Max Limpag, Cebu-based tech journalist and startup founder, dies at 49

Max Limpag — a pioneering Cebu-based technology journalist, digital media entrepreneur, and startup founder — passed away on Nov. 18 due to a heart attack. He was 49.

Known for his rare blend of journalistic depth, technical skill, and entrepreneurial grit, Limpag helped shape Cebu’s digital media landscape long before “new media” became industry vocabulary.

For nearly three decades, he reported, edited, built apps, founded niche platforms, mentored younger journalists, and chronicled the intersections of technology, culture, and community life in the Visayas.

Limpag’s body of work spanned business, technology, religion, culture, heritage, and investigative reporting.

One of his last major pieces was a special investigative report for Rappler on a Cebu-based scam that targeted self-published authors in the United States — a deeply researched story that showcased his skill in unpacking a complex digital fraud scheme.

He also wrote extensively about church heritage and religious communities. His most-read cultural story for Rappler — on the recovery of missing Boljoon church panels and their reappearance at a National Museum exhibit — reflected the same care and historical sensitivity that defined his broader approach to local heritage reporting.

A long-time newsroom leader, Limpag served as reporter and editor for various local and national publications.

For 16 years, he was Sun.Star Cebu’s business editor, online editor, and technology columnist — roles through which he helped guide the region’s journalism through the early waves of digital transformation.

Beyond the newsroom, Limpag stood at the forefront of digital experimentation.

He co-founded InnoPub Media, the startup behind the Digital Tourism project with Smart Communications — a groundbreaking partnership that used QR codes, mobile guides, and interactive e-publications to make local tourism and heritage sites accessible through smartphones.

He was also co-founder of MyCebu.ph, a hyperlocal digital platform, and the creator of the running website CebuRunning, which won Best Sports Blog in the 2011 Philippine Blog Awards. Earlier, in 2007, his personal blog won the inaugural PBA Best Technology Blog award.

Limpag was not just a writer reporting on technology; he was a developer who built apps and websites himself — rare at a time when the lines between journalism and tech were still rigid.

Born in Polomolok, South Cotabato, Limpag studied political science at the University of the Philippines Diliman and later pursued journalism training at the Konrad Adenauer Asian Center for Journalism at Ateneo de Manila University.

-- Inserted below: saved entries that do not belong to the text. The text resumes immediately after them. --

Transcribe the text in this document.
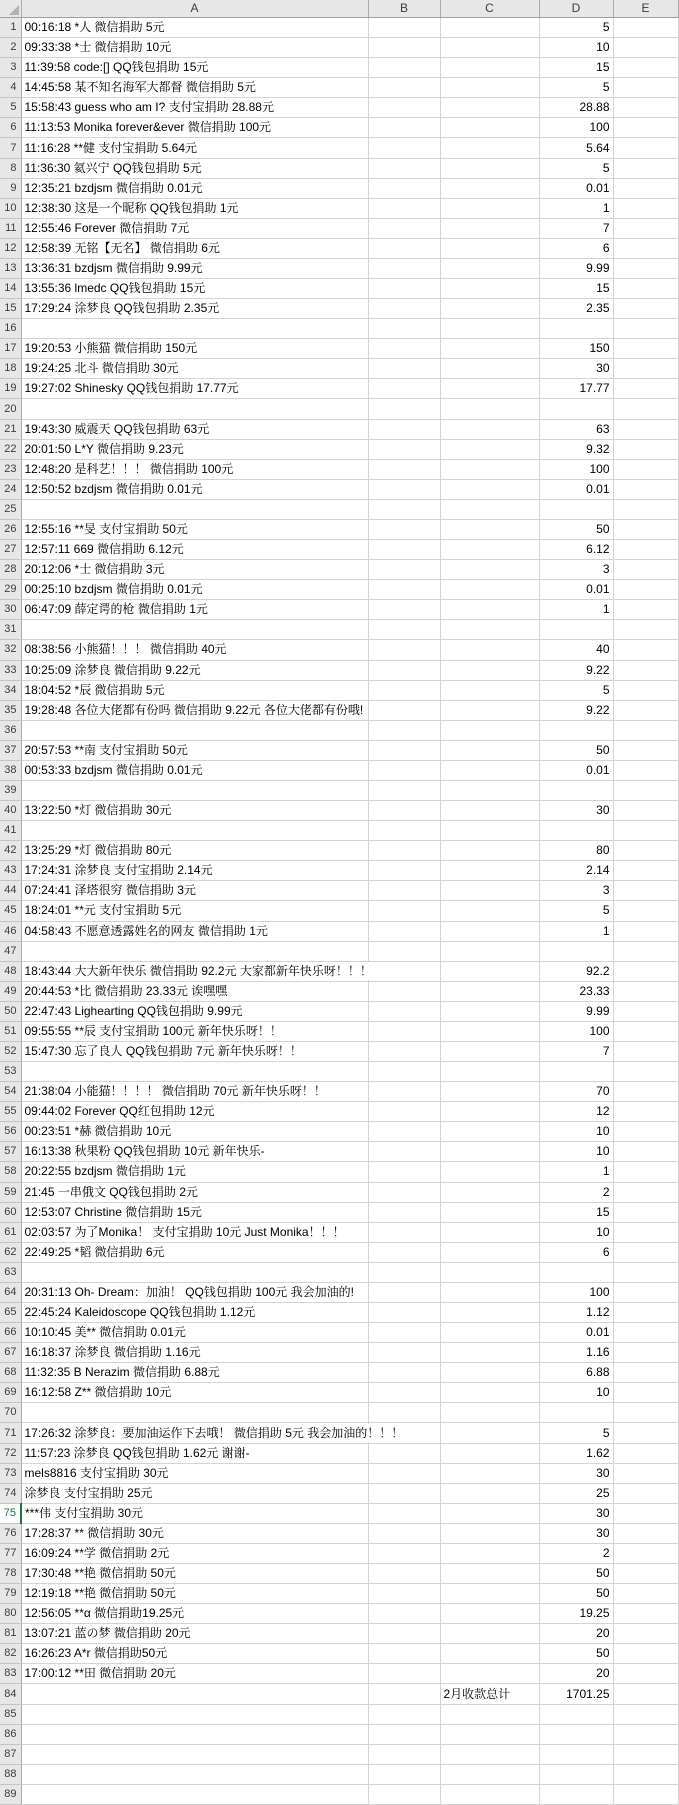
	A	B	C	D	E
1	00:16:18 *人 微信捐助 5元			5	
2	09:33:38 *士 微信捐助 10元			10	
3	11:39:58 code:[] QQ钱包捐助 15元			15	
4	14:45:58 某不知名海军大都督 微信捐助 5元			5	
5	15:58:43 guess who am I? 支付宝捐助 28.88元			28.88	
6	11:13:53 Monika forever&ever 微信捐助 100元			100	
7	11:16:28 **健 支付宝捐助 5.64元			5.64	
8	11:36:30 氦兴宁 QQ钱包捐助 5元			5	
9	12:35:21 bzdjsm 微信捐助 0.01元			0.01	
10	12:38:30 这是一个昵称 QQ钱包捐助 1元			1	
11	12:55:46 Forever 微信捐助 7元			7	
12	12:58:39 无铭【无名】 微信捐助 6元			6	
13	13:36:31 bzdjsm 微信捐助 9.99元			9.99	
14	13:55:36 lmedc QQ钱包捐助 15元			15	
15	17:29:24 涂梦良 QQ钱包捐助 2.35元			2.35	
16					
17	19:20:53 小熊猫 微信捐助 150元			150	
18	19:24:25 北斗 微信捐助 30元			30	
19	19:27:02 Shinesky QQ钱包捐助 17.77元			17.77	
20					
21	19:43:30 威震天 QQ钱包捐助 63元			63	
22	20:01:50 L*Y 微信捐助 9.23元			9.32	
23	12:48:20 是科艺！！！ 微信捐助 100元			100	
24	12:50:52 bzdjsm 微信捐助 0.01元			0.01	
25					
26	12:55:16 **旻 支付宝捐助 50元			50	
27	12:57:11 669 微信捐助 6.12元			6.12	
28	20:12:06 *士 微信捐助 3元			3	
29	00:25:10 bzdjsm 微信捐助 0.01元			0.01	
30	06:47:09 薛定谔的枪 微信捐助 1元			1	
31					
32	08:38:56 小熊猫！！！ 微信捐助 40元			40	
33	10:25:09 涂梦良 微信捐助 9.22元			9.22	
34	18:04:52 *辰 微信捐助 5元			5	
35	19:28:48 各位大佬都有份吗 微信捐助 9.22元 各位大佬都有份哦!			9.22	
36					
37	20:57:53 **南 支付宝捐助 50元			50	
38	00:53:33 bzdjsm 微信捐助 0.01元			0.01	
39					
40	13:22:50 *灯 微信捐助 30元			30	
41					
42	13:25:29 *灯 微信捐助 80元			80	
43	17:24:31 涂梦良 支付宝捐助 2.14元			2.14	
44	07:24:41 泽塔很穷 微信捐助 3元			3	
45	18:24:01 **元 支付宝捐助 5元			5	
46	04:58:43 不愿意透露姓名的网友 微信捐助 1元			1	
47					
48	18:43:44 大大新年快乐 微信捐助 92.2元 大家都新年快乐呀！！！			92.2	
49	20:44:53 *比 微信捐助 23.33元 诶嘿嘿			23.33	
50	22:47:43 Lighearting QQ钱包捐助 9.99元			9.99	
51	09:55:55 **辰 支付宝捐助 100元 新年快乐呀！！			100	
52	15:47:30 忘了良人 QQ钱包捐助 7元 新年快乐呀！！			7	
53					
54	21:38:04 小能猫！！！！ 微信捐助 70元 新年快乐呀！！			70	
55	09:44:02 Forever QQ红包捐助 12元			12	
56	00:23:51 *赫 微信捐助 10元			10	
57	16:13:38 秋果粉 QQ钱包捐助 10元 新年快乐-			10	
58	20:22:55 bzdjsm 微信捐助 1元			1	
59	21:45 一串俄文 QQ钱包捐助 2元			2	
60	12:53:07 Christine 微信捐助 15元			15	
61	02:03:57 为了Monika！ 支付宝捐助 10元 Just Monika！！！			10	
62	22:49:25 *韬 微信捐助 6元			6	
63					
64	20:31:13 Oh- Dream：加油！ QQ钱包捐助 100元 我会加油的!			100	
65	22:45:24 Kaleidoscope QQ钱包捐助 1.12元			1.12	
66	10:10:45 美** 微信捐助 0.01元			0.01	
67	16:18:37 涂梦良 微信捐助 1.16元			1.16	
68	11:32:35 B Nerazim 微信捐助 6.88元			6.88	
69	16:12:58 Z** 微信捐助 10元			10	
70					
71	17:26:32 涂梦良：要加油运作下去哦！ 微信捐助 5元 我会加油的！！！			5	
72	11:57:23 涂梦良 QQ钱包捐助 1.62元 谢谢-			1.62	
73	mels8816 支付宝捐助 30元			30	
74	涂梦良 支付宝捐助 25元			25	
75	***伟 支付宝捐助 30元			30	
76	17:28:37 ** 微信捐助 30元			30	
77	16:09:24 **学 微信捐助 2元			2	
78	17:30:48 **艳 微信捐助 50元			50	
79	12:19:18 **艳 微信捐助 50元			50	
80	12:56:05 **α 微信捐助19.25元			19.25	
81	13:07:21 蓝の梦 微信捐助 20元			20	
82	16:26:23 A*r 微信捐助50元			50	
83	17:00:12 **田 微信捐助 20元			20	
84			2月收款总计	1701.25	
85					
86					
87					
88					
89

He began his career at The Freeman as a City Hall reporter before moving on to Today, The Independent Post, and eventually Sun.Star Cebu, where he became one of the region’s most respected editors.

At the time of his passing, he was an Aries Rufo Journalism Fellow 2024 at Rappler, continuing to immerse himself in longform and investigative work.

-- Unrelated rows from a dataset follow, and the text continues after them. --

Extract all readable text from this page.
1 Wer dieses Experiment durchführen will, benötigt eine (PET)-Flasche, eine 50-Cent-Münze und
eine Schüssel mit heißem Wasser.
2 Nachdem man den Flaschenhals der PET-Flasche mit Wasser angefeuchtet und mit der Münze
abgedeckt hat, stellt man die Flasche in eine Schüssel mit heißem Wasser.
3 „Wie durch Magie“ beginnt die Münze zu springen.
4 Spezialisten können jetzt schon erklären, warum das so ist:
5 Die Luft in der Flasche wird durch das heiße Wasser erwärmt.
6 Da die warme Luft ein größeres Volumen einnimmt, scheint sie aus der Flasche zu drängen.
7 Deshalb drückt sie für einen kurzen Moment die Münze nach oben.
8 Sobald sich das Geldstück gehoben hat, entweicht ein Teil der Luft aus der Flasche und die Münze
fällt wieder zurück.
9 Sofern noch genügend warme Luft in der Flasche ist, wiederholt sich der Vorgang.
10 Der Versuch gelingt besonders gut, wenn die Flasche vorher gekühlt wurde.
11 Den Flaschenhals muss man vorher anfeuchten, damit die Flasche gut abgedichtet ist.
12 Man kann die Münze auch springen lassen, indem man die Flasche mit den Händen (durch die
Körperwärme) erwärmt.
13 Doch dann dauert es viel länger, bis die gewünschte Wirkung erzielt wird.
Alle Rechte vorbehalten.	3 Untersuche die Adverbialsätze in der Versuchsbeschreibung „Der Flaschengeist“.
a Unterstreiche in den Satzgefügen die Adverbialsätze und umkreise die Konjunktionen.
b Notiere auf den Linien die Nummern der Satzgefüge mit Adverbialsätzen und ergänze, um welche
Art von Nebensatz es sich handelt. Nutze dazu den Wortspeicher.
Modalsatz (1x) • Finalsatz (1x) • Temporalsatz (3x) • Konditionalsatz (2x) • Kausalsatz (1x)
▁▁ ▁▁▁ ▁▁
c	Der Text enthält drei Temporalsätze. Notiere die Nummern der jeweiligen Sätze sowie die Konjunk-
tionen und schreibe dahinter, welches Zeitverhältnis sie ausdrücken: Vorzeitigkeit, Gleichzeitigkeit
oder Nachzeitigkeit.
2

Colleagues remember Limpag as soft-spoken but incisive, a patient mentor, and someone who always looked for ways to modernize storytelling — whether through data journalism, mobile content, or developing digital tools that made information easier to access.

He championed Cebu’s creative and tech communities, frequently collaborating with developers, historians, local governments, and civic groups. His work on digital tourism now lives on in QR-tagged heritage sites across Cebu, a legacy of accessible information that future generations will continue to benefit from.

Limpag leaves behind a rich and varied body of work — stories that protected readers from scams, preserved heritage, explained technology, and contextualized Cebu’s growth. He also leaves behind projects, platforms, and digital tools that remain in active use today.